Rouler-bouler pour un ticket d'or au paradis

En mémoire des victimes de Sidney, Katrina Dawson et Tori Johnson, ces quelques tableaux à partir d'un œuf de Pâques peint par une artiste très connue pour ce genre pictural, Christel Assante.

http://www.machronique.com/interview-de-christel-assante-...

L'idée est venue suite à l'histoire émouvante d'un petit garçon qui n'avait jamais pu connaître les joies de recevoir un œuf de pâques à cause de son allergie à certaines matières contenues dans le chocolat.

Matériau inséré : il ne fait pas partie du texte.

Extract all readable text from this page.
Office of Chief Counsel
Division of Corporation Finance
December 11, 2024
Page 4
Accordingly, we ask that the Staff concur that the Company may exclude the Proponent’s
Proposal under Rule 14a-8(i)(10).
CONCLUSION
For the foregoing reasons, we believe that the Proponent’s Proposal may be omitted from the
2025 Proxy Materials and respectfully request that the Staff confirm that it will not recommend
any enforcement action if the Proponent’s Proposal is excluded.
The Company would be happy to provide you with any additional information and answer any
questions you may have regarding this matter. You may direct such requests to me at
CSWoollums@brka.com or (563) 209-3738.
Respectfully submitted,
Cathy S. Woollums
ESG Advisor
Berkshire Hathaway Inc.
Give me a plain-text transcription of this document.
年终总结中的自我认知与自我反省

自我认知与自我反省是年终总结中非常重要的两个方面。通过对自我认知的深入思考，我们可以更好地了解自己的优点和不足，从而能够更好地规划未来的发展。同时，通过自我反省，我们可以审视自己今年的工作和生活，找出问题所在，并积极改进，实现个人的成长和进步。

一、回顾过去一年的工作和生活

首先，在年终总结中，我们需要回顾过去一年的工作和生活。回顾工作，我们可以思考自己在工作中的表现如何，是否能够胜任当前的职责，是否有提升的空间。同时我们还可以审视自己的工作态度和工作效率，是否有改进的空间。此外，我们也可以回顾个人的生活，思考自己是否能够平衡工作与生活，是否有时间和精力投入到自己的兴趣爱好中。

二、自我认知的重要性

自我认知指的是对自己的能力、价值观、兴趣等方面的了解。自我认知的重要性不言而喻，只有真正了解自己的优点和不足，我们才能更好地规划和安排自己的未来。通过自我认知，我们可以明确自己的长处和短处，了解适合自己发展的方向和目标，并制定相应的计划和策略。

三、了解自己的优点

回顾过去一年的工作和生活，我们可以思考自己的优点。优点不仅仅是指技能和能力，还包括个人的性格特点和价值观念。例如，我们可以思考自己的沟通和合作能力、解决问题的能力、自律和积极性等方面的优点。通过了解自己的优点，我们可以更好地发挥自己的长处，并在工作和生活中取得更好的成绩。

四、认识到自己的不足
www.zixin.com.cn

Tori Johnson, le manager du Lindt Café, avait alors eu l'idée généreuse et géniale de créer un œuf tout spécialement fait pour cet enfant. Celui-ci fut émerveillé le jour de Pâques par cet œuf surréaliste spécialement imaginé et exclusivement réservé pour lui. Il venait de toucher au paradis de « Charlie et la Chocolaterie ». C'est une histoire véridique de chez véridique...qui va toucher le monde entier. Merci Katrina et Tori pour votre générosité extraordinaire et votre humanité simple, brûlante d'amour pour vos proches et la communauté des êtres humains au sens le plus large du terme. Vous étiez des êtres XXXL d'exception, aux épaules permettant de sauver d'autres humains dans la détresse et la peur de mourir.